Rather touchingly in Radio 4’s Today programme this morning, Jacques Delors recalled how hurt he was by the famous Sun 1994 headline, "Up yours Delors".
He was speaking to Sarah Montague about the French EU referendum campaign, whence he told her that a French rejection would not derail the treaty. "If France is the only exception," he said, "the other countries will decide to go on". They would then "study the situation" and "at the end of the process", there could be second French referendum.
Dismissing the poll findings which have put the "no" campaign in the lead, he told Montague: "It's not the first time in European countries that the polls don't reflect the exact feeling of the citizens." He remained optimistic as the "yes" camp still had four weeks to explain the constitution.
Apparently contradicting Juncker, though, he denied there was a "Plan B", saying that it was not possible to renegotiate and a "core Europe" was "an idea which has no real support".
Delors's comments were seized on by Sir Malcolm Rifkind, who followed him on the programme. He claimed that they disproved the claims of the supporters of the constitution that the UK would be ejected from the Union if it produced a "no" vote. If France won't be ejected, neither will we, he said.

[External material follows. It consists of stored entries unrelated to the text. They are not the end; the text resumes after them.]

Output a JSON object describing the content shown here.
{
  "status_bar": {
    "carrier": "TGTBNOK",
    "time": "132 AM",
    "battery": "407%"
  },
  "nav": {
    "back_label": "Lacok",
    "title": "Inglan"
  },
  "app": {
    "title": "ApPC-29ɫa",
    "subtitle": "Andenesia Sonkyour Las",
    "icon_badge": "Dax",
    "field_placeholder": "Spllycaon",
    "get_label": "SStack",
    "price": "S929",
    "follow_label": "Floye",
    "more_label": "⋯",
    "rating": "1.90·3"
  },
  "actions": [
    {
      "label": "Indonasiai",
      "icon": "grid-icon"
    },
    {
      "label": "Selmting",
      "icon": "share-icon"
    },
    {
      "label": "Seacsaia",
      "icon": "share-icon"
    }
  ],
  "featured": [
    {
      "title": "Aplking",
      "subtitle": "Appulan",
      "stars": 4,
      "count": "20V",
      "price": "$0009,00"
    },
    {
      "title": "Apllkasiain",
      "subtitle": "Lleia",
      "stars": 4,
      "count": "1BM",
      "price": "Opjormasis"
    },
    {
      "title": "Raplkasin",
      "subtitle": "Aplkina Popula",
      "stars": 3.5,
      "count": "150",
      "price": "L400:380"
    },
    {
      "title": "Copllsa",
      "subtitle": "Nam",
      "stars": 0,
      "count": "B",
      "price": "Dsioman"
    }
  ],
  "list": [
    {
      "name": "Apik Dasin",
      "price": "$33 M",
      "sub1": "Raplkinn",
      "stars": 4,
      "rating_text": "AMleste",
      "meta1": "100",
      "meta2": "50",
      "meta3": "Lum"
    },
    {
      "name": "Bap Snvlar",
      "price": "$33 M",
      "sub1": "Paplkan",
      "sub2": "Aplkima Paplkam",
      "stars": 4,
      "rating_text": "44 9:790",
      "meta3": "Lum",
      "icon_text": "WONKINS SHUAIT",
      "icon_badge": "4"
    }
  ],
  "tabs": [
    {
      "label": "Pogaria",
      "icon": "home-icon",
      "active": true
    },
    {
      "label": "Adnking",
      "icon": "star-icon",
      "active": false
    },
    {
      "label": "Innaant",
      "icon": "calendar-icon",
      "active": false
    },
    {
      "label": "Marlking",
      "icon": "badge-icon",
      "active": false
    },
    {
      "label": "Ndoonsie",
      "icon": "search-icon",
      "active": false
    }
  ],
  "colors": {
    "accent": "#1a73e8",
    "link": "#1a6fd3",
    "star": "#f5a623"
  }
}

Nevertheless, the French élites are really getting worked up if they are dragging in Delors to make their case, his intervention following another "voice from the past", that of former prime minister and failed presidency candidate Lionel Jospin. He is warning that a "no" vote "would punish France, punish Europe, but not punish the government in office."
Speaking on state-owned France 2 television, he added, "If we have a political problem in France, let's solve it in France and not hold Europe as a witness or hostage to the debate" on how our country is governed.
Meanwhile, the lower house of the Spanish parliament has ratified the constitution, with a vote of 311 in favour and 19 against, with no abstentions. A crowing prime minister, José Luis Rodríguez Zapatero, told parliamentarians before the vote that their actions would set an example for countries where the charter is experiencing "moments of uncertainty."
He would have found ready support from the three political representatives on the BBC Radio 4 "Any Questions" panel this evening, none other that David Steel, Chris Patten and Neil Kinnock, a totally impartial trio which were ideally qualified to give an opinion on what would happen if the French voted "no" to the constitution.
Obviously not listening to his own words, Patten launched into a tirade against referendums in general, declaring that they "undermined parliamentary democracy". That from a man who, through his support for the EU, has done his level best to support institutions which undermine parliamentary democracy.
He was joined by Kinnock, that other great democrat, who at least confirmed the Delors thesis that a rejection would do no lasting harm, saying that it "would not lead to a plague of locusts". His view was that, sooner or later, we'll have to come back and produce a better version [of the treaty]".
But, for sheer nerve, you cannot best his closing comment when the former commission declared, in ringing tones, that the constitution "changes not at all the way we are governed".
What all this confirms is that, in their own way, each the players is occupying a fantasy world. Interestingly though, it seems that they are not sharing the same fantasy.